Geçtiğimiz aylarda OSB'den çıkan atıklar yine Hamzafakıllı, Topçalı ve Bölücek köylerinin içinden geçen dereye bırakıldı ve bu durum dere içindeki balıkların ölümüne neden oldu.
Bölge muhtarları ve çevre gönüllüleri bu çevre katliamına karşı defalarca tutanak tuttuklarını ve şikâyetlerde bulunduklarını, her seferinde Jandarma Çevre Timi ve Kocaeli Üniversitesi'nden gelen ekiplerce sudan numuneler alınarak analiz için götürüldüğünü,
ancak Çevre İl Müdürlüğü'nün bu atıkları hangi fabrikaların bıraktığını kamuoyuna açıklamadığını ileri sürdü.
Haber: Seyfi BOYRAZ
Ereğlili çevre aktivisti Çeti Yılmaz, gerekli incelemeler yapılmasına rağmen herhangi bir açıklama yapılmaması tepki gösterek;
"Bu bölge, Ereğli'nin sebze ihtiyacını karşılayan önemli tarım arazilerini barındırıyor. Galvaniz ve Alüminyum fabrikalarından çıkan atıklar doğrudan dereye akıtılarak toprağımızı ve suyumuzu zehirliyor.
Çevre İl Müdürlüğü'nün sadece para cezası uygulaması, bu soruna caydırıcı bir çözüm getiremiyor.
Halk sağlığı, toprağımız ve suyumuz, hiçbir fabrikanın çıkarlarından daha az değerli değildir. Kirletilen derler. Gülüç nehri ile birleşerek karadeniz dede ciddi kirliliğe neden oluyor.
Ereğli Belediyesi sınırları içinde kalan bu bölgede, yerel yönetimlerin yetkilerini kullanmaması da sorunu derinleştiriyor.

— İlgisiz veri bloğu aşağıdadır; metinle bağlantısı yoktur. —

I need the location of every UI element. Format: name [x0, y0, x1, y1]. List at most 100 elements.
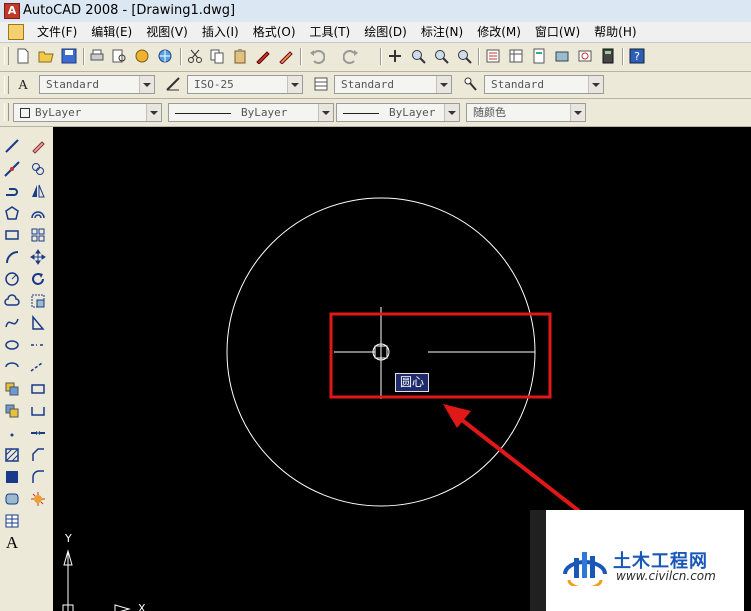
- revision-cloud-icon[interactable]: [2, 291, 22, 311]
- menu-window[interactable]: 窗口(W): [528, 24, 587, 40]
- help-icon[interactable]: ?: [628, 47, 646, 65]
- properties-toolbar: ByLayer ByLayer ByLayer 随颜色: [0, 99, 751, 127]
- offset-icon[interactable]: [28, 203, 48, 223]
- window-title: AutoCAD 2008 - [Drawing1.dwg]: [23, 3, 236, 18]
- design-center-icon[interactable]: [507, 47, 525, 65]
- menu-tools[interactable]: 工具(T): [303, 24, 358, 40]
- menu-draw[interactable]: 绘图(D): [357, 24, 414, 40]
- block-editor-icon[interactable]: [277, 47, 295, 65]
- make-block-icon[interactable]: [2, 401, 22, 421]
- construction-line-icon[interactable]: [2, 159, 22, 179]
- table-style-select[interactable]: Standard: [334, 75, 452, 94]
- erase-icon[interactable]: [28, 136, 48, 156]
- lineweight-control-value: ByLayer: [389, 106, 436, 119]
- break-at-point-icon[interactable]: [28, 379, 48, 399]
- match-properties-icon[interactable]: [254, 47, 272, 65]
- menu-view[interactable]: 视图(V): [139, 24, 195, 40]
- toolbar-grip[interactable]: [4, 47, 9, 65]
- region-icon[interactable]: [2, 489, 22, 509]
- cut-icon[interactable]: [186, 47, 204, 65]
- chamfer-icon[interactable]: [28, 445, 48, 465]
- extend-icon[interactable]: [28, 357, 48, 377]
- watermark-dark-edge: [530, 510, 546, 611]
- markup-set-icon[interactable]: [576, 47, 594, 65]
- line-icon[interactable]: [2, 136, 22, 156]
- paste-icon[interactable]: [231, 47, 249, 65]
- document-icon[interactable]: [8, 24, 24, 40]
- linetype-control-select[interactable]: ByLayer: [168, 103, 334, 122]
- hatch-icon[interactable]: [2, 445, 22, 465]
- publish-web-icon[interactable]: [156, 47, 174, 65]
- publish-icon[interactable]: [133, 47, 151, 65]
- gradient-icon[interactable]: [2, 467, 22, 487]
- ellipse-arc-icon[interactable]: [2, 357, 22, 377]
- dim-style-icon[interactable]: [164, 75, 182, 93]
- redo-icon[interactable]: [342, 47, 360, 65]
- zoom-realtime-icon[interactable]: [409, 47, 427, 65]
- zoom-window-icon[interactable]: [432, 47, 450, 65]
- scale-icon[interactable]: [28, 291, 48, 311]
- polyline-icon[interactable]: [2, 181, 22, 201]
- multileader-style-value: Standard: [491, 78, 544, 91]
- zoom-previous-icon[interactable]: [455, 47, 473, 65]
- standard-toolbar: ?: [0, 43, 751, 72]
- lineweight-control-select[interactable]: ByLayer: [336, 103, 460, 122]
- stretch-icon[interactable]: [28, 313, 48, 333]
- spline-icon[interactable]: [2, 313, 22, 333]
- open-file-icon[interactable]: [37, 47, 55, 65]
- color-control-select[interactable]: ByLayer: [13, 103, 162, 122]
- point-icon[interactable]: [2, 425, 22, 445]
- plot-icon[interactable]: [88, 47, 106, 65]
- table-style-value: Standard: [341, 78, 394, 91]
- autocad-app-icon[interactable]: A: [4, 3, 20, 19]
- menu-dimension[interactable]: 标注(N): [414, 24, 470, 40]
- menu-edit[interactable]: 编辑(E): [84, 24, 139, 40]
- move-icon[interactable]: [28, 247, 48, 267]
- insert-block-icon[interactable]: [2, 379, 22, 399]
- table-style-icon[interactable]: [312, 75, 330, 93]
- rectangle-icon[interactable]: [2, 225, 22, 245]
- table-icon[interactable]: [2, 511, 22, 531]
- trim-icon[interactable]: [28, 335, 48, 355]
- multiline-text-icon[interactable]: A: [2, 533, 22, 553]
- menu-help[interactable]: 帮助(H): [587, 24, 643, 40]
- polygon-icon[interactable]: [2, 203, 22, 223]
- new-file-icon[interactable]: [14, 47, 32, 65]
- rotate-icon[interactable]: [28, 269, 48, 289]
- multileader-style-icon[interactable]: [461, 75, 479, 93]
- text-style-icon[interactable]: A: [14, 75, 32, 93]
- text-style-select[interactable]: Standard: [39, 75, 155, 94]
- watermark-url: www.civilcn.com: [616, 569, 716, 583]
- break-icon[interactable]: [28, 401, 48, 421]
- toolbar-grip[interactable]: [4, 103, 9, 121]
- plot-preview-icon[interactable]: [110, 47, 128, 65]
- copy-object-icon[interactable]: [28, 159, 48, 179]
- calculator-icon[interactable]: [599, 47, 617, 65]
- fillet-icon[interactable]: [28, 467, 48, 487]
- undo-icon[interactable]: [308, 47, 326, 65]
- dim-style-select[interactable]: ISO-25: [187, 75, 303, 94]
- sheet-set-icon[interactable]: [553, 47, 571, 65]
- array-icon[interactable]: [28, 225, 48, 245]
- ellipse-icon[interactable]: [2, 335, 22, 355]
- tool-palettes-icon[interactable]: [530, 47, 548, 65]
- properties-icon[interactable]: [484, 47, 502, 65]
- menu-file[interactable]: 文件(F): [30, 24, 84, 40]
- multileader-style-select[interactable]: Standard: [484, 75, 604, 94]
- color-control-value: ByLayer: [35, 106, 82, 119]
- plot-style-control-select[interactable]: 随颜色: [466, 103, 586, 122]
- menu-format[interactable]: 格式(O): [246, 24, 303, 40]
- toolbar-grip[interactable]: [4, 76, 9, 94]
- menu-modify[interactable]: 修改(M): [470, 24, 528, 40]
- save-icon[interactable]: [60, 47, 78, 65]
- circle-icon[interactable]: [2, 269, 22, 289]
- title-bar: A AutoCAD 2008 - [Drawing1.dwg]: [0, 0, 751, 23]
- arc-icon[interactable]: [2, 247, 22, 267]
- explode-icon[interactable]: [28, 489, 48, 509]
- pan-realtime-icon[interactable]: [386, 47, 404, 65]
- menu-insert[interactable]: 插入(I): [195, 24, 246, 40]
- svg-text:A: A: [18, 78, 29, 92]
- mirror-icon[interactable]: [28, 181, 48, 201]
- copy-icon[interactable]: [208, 47, 226, 65]
- join-icon[interactable]: [28, 423, 48, 443]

Zehirli atıklarla toprağımızı, suyumuzu ve yediğimiz gıdaları kirleten bu duruma karşı halkın ortak tepki göstermesi gerekiyor.
Ereğli OSB ve bu kirliliğe neden olan fabrikalar, sorun çözülene kadar çevre gönüllülerinin ve yöre halkının gündeminde kalmaya devam edecek.Hukuk mücadelesi dahil Anaysadan doğan haklarımız dahil türlü meşru mücadele hakkımızı sonuna kadar kullanacağız. Kamuoyuna duyurulur" dedi.